Antes de entrar, girou em torno de si mesma, de cabeça erguida, para observar o azul cintilante daquela tarde. Desceu o olhar em espiral, movendo o corpo feito um compasso, para admirar a beleza daquele lugar santo. A luz difusa refletida nos prédios seculares do Vaticano cristalizava, naquele cenário, a aparência de um afresco de Rafael.
Amenahide fechou os olhos e pediu a Deus que a iluminasse de sabedoria, como iluminara Sânzio de talento séculos atrás.
Os passos precisos e miúdos; os delicados múleos carmins, feitos em cetim, escondidos sob a longa indumentária que lambia o mármore; a postura suave, mas altiva, da jovem bailarina do passado – tudo dava a impressão de que Amenahide flutuava pelos corredores. Assimilara esse modo de andar desde criança, quando brincava nas escadarias do Colégio Gentil Bittencourt. Desde os 8 anos, sempre corria com elegância, balançando os laços da maria-chiquinha em perfeita sincronia, como se fossem asas, inspirada nos versos feitos pelo pai:
“Desafia o que impede.
Enfrenta a quem emperra
o teu caminho.
Vai, vence, voa, ascende.
Assim no Céu como na Terra,
és passarinho...”
Subiu ao Palácio Apostólico, cumprimentando com sorrisos discretos as irmãs beneditinas que trabalham o prédio. Alcançou o appartamento nobile pelo acesso privado. Sozinha no quarto, despiu a casula verde que paramentava a batina de um branco impecável. O momento delicado e extraordinarius exigiria uma aparição pública e era preciso vestir-se como mandam o figurino e a tradição.

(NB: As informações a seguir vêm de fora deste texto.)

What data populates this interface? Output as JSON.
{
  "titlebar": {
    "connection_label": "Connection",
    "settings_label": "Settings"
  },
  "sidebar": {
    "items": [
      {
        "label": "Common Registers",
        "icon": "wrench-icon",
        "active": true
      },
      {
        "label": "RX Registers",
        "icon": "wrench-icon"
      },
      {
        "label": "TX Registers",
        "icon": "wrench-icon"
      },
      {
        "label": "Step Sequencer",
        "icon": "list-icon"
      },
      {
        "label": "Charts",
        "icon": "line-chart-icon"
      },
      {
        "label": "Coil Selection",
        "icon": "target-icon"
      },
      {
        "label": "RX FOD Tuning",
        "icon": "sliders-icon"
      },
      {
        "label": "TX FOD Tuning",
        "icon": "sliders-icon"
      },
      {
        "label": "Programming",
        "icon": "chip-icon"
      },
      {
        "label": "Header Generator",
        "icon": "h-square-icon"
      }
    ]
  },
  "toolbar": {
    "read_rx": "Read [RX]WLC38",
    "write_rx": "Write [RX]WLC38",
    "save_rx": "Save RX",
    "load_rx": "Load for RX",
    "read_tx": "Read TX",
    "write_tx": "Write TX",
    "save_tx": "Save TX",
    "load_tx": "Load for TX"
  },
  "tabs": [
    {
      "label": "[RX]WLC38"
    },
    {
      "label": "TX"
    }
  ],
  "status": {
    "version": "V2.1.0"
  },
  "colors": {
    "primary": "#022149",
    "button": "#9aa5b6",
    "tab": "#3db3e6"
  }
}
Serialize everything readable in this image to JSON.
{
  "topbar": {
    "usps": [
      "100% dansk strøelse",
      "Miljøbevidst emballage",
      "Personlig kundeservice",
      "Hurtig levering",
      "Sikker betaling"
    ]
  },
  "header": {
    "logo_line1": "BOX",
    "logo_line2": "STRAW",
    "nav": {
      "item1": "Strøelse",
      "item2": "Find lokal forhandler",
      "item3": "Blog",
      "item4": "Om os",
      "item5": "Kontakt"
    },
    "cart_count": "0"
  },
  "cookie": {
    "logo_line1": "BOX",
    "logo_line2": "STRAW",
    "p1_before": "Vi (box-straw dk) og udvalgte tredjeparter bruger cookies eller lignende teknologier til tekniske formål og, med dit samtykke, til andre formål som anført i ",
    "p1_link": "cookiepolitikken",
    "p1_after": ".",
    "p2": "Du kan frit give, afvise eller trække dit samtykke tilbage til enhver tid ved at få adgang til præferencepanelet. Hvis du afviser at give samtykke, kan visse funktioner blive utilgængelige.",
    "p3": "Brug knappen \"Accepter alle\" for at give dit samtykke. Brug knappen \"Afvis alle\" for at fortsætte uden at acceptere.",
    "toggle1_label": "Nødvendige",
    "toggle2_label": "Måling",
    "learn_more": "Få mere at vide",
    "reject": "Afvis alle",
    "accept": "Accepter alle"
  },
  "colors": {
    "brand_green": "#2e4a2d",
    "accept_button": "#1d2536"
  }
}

Libertou-se da casula de seda, da sobrepeliz predileta em linho, desatou o cordão da cintura e retirou a faixa branca com brasão papal. Banhou-se sem cerimônia, fazendo apenas uma concessão à frivolidade durante a higiene: um shampoo especial importado de sua terra natal, na Amazônia. Depois incorporou todos os simbolismos das vestes oficiais: a bata branca com 33 botões, a estola bordada em dourado, a mozeta vermelha sobre os ombros e o pálio de lã. Até o final do dia, tudo viraria pó.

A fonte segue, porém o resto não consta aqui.